George Fritts

Profile
- Positions: Guard, tackle

Personal information
- Born: December 30, 1919 Lenoir City, Tennessee, U.S.
- Died: February 7, 1987 (aged 67) Savannah, Georgia, U.S.
- Listed height: 5 ft 11 in (1.80 m)
- Listed weight: 205 lb (93 kg)

Career information
- High school: Lenoir City (Lenoir City, Tennessee)
- College: Clemson

Career history
- Philadelphia Eagles (1945);

Awards and highlights
- First-team All-SoCon (1941); Second-team All-SoCon (1940);
- Stats at Pro Football Reference

= George Fritts =

American football player and coach (1919–1987)

George Henry Fritts Jr. (December 30, 1919 – February 7, 1987) was an American football player and coach. A native of Lenoir City, Tennessee, Fritts attended Lenoir City High School before accepting a full scholarship to Clemson University. He played guard for the Clemson team from 1939 to 1942.
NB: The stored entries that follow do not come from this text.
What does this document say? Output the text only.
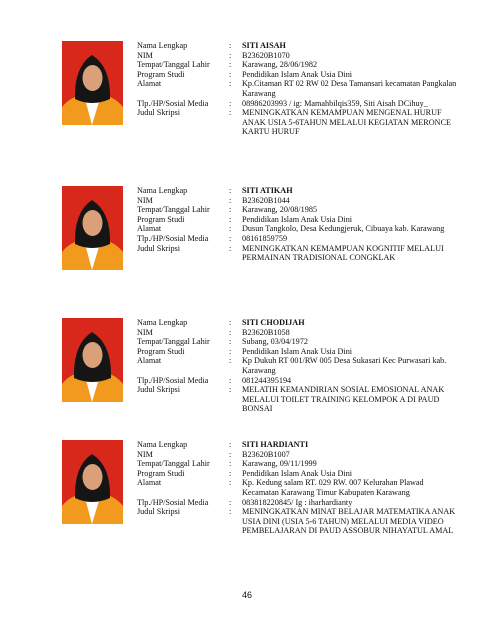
Nama Lengkap	:	SITI AISAH
NIM	:	B23620B1070
Tempat/Tanggal Lahir	:	Karawang, 28/06/1982
Program Studi	:	Pendidikan Islam Anak Usia Dini
Alamat	:	Kp.Citaman RT 02 RW 02 Desa Tamansari kecamatan Pangkalan Karawang
Tlp./HP/Sosial Media	:	08986203993 / ig: Mamahbilqis359, Siti Aisah DCihuy_
Judul Skripsi	:	MENINGKATKAN KEMAMPUAN MENGENAL HURUF ANAK USIA 5-6TAHUN MELALUI KEGIATAN MERONCE KARTU HURUF
Nama Lengkap	:	SITI ATIKAH
NIM	:	B23620B1044
Tempat/Tanggal Lahir	:	Karawang, 20/08/1985
Program Studi	:	Pendidikan Islam Anak Usia Dini
Alamat	:	Dusun Tangkolo, Desa Kedungjeruk, Cibuaya kab. Karawang
Tlp./HP/Sosial Media	:	08161859759
Judul Skripsi	:	MENINGKATKAN KEMAMPUAN KOGNITIF MELALUI PERMAINAN TRADISIONAL CONGKLAK
Nama Lengkap	:	SITI CHODIJAH
NIM	:	B23620B1058
Tempat/Tanggal Lahir	:	Subang, 03/04/1972
Program Studi	:	Pendidikan Islam Anak Usia Dini
Alamat	:	Kp Dukuh RT 001/RW 005 Desa Sukasari Kec Purwasari kab. Karawang
Tlp./HP/Sosial Media	:	081244395194
Judul Skripsi	:	MELATIH KEMANDIRIAN SOSIAL EMOSIONAL ANAK MELALUI TOILET TRAINING KELOMPOK A DI PAUD BONSAI
Nama Lengkap	:	SITI HARDIANTI
NIM	:	B23620B1007
Tempat/Tanggal Lahir	:	Karawang, 09/11/1999
Program Studi	:	Pendidikan Islam Anak Usia Dini
Alamat	:	Kp. Kedung salam RT. 029 RW. 007 Kelurahan Plawad Kecamatan Karawang Timur Kabupaten Karawang
Tlp./HP/Sosial Media	:	083818220845/ Ig : iharhardianty
Judul Skripsi	:	MENINGKATKAN MINAT BELAJAR MATEMATIKA ANAK USIA DINI (USIA 5-6 TAHUN) MELALUI MEDIA VIDEO PEMBELAJARAN DI PAUD ASSOBUR NIHAYATUL AMAL
46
Fritts played in Clemson, first bowl game, the 1940 Cotton Bowl Classic. After serving in World War II, he was hired to coach the Columbus, Georgia, football team but a manager in the front office of the Philadelphia Eagles contacted him for completing his requirements for professional football. An earlier exposure to high levels of radiation during World War II left him with a disability which resulted in his loss of eyesight after three years of playing for Philadelphia.

Frank Howard hired him to be an assistant coach at Clemson and after a few years there he left to coach at Gaffney High School and Boiling Springs High School in South Carolina and Appling County High School and Groves High School in Georgia, later becoming a high school principal.
In 1977, he was inducted in the Clemson University Hall of Fame. and was recognized as a first-team all-century team at Clemson in 1998.

He died on February 7, 1987, after a long illness.